Though scientists have been able to create antimatter in previous experiments, they have now for the first time discovered a way to trap pure antimatter in a capsule form. The system was not successful in the past because antimatter naturally is impossible to capture in any known container. Realizing this, scientists knew they would have to depend on a brilliant alternative to a container made of any known matter.
The antimatter was made of particles created at the Antihydrogen Laser Physics Apparatus (also known as Alpha). Previously, any time antimatter had been created any attempt to keep it in a container. Essentially the way it worked previously, any bit of antimatter that entered the container would result in both being dematerialized. So for every atom (or anti-atom) that touched an atom of the container, the two would have canceled each other out. The result would have been essentially as though the experiment had never occurred at all, minus a few atoms of whatever unfortunate container had been drafted for the job.
But now scientists have turned to the far more advanced method of capturing the antimatter in a system utilizing an electromagnetic field. The result is a trace amount of the antimatter atoms being suspended without ever touching anything in a vacuum and held in place by electromagnets.
In studying the relationship of these atoms with the world around them, scientists are hoping to either challenge the standard theory or bring about a better understanding of why there is so much matter in the universe, but so little antimatter. Current understandings of the Big Bang event suggest that for every atom of matter created there should be an equal and opposite amount of antimatter, resulting in a void bereft of time and space throughout the universe. So why is there then so much matter? The issue has challenged scientists for quite some time.
But it wasn’t easy to get to that point. Essentially scientists had to fire off ten million antiprotons and seven hundred million positrons. The result? Only around 38 antihydrogen atoms survived and were captured. And in capturing these 38 antihydrogen atoms, scientists are hoping to answer a plethora of questions regarding the standard theory’s interpretation of the matter/antimatter relationship.

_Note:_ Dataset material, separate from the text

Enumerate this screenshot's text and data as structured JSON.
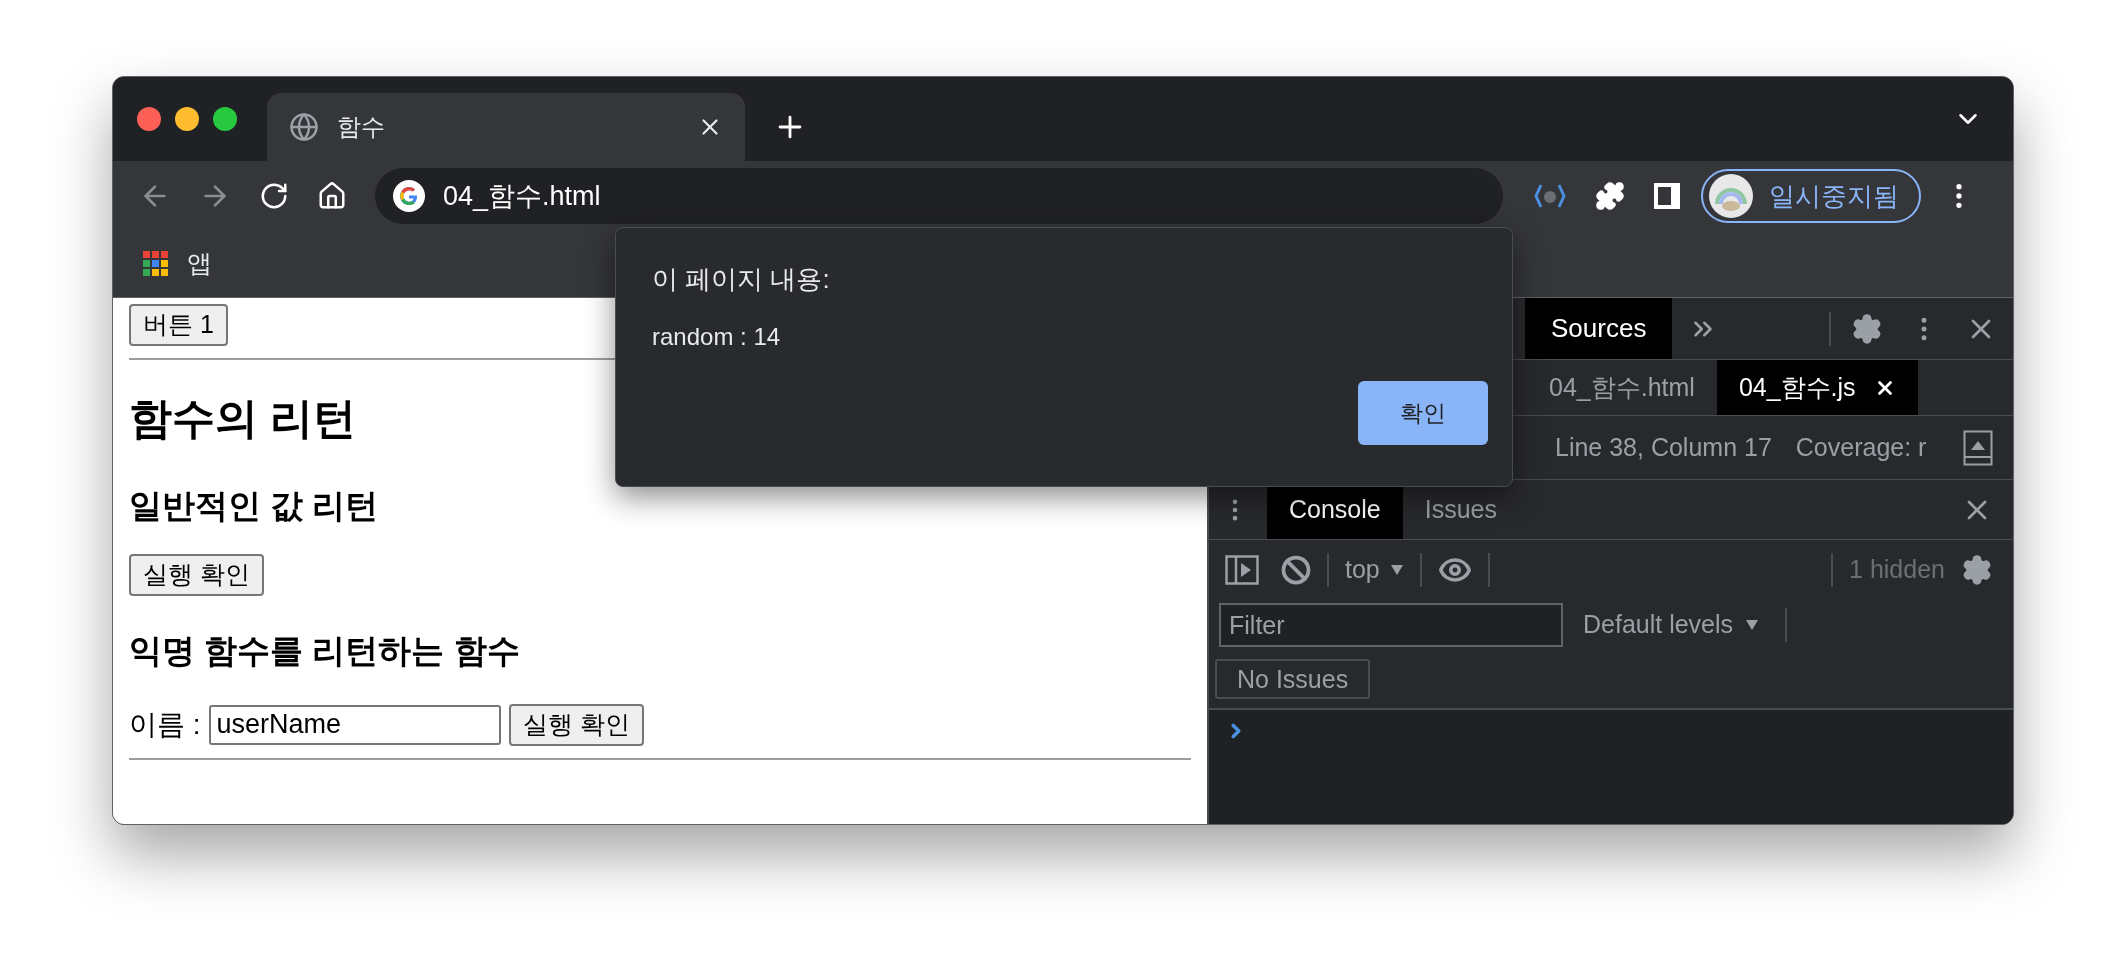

And of course on the futuristic fringe of possibility, if we harness the ability to capture and direct antimatter, would it be possible to use such a system in some thus far undiscovered way? Could we one day be facing a world where antimatter rayguns are a real possibility? As antimatter is in its current state fairly difficult to create, and requires extremely controlled environments filled with more machinery than could be wielded effectively we thankfully won’t have to worry about ray gun toting super-villains for quite some time. But for every principle of antimatter that is discovered to be different or opposite from matter, new potential applications are possible. So if at some future date the systems may yield promise in, for example, the field of long distance interstellar communication, fuel, or construction.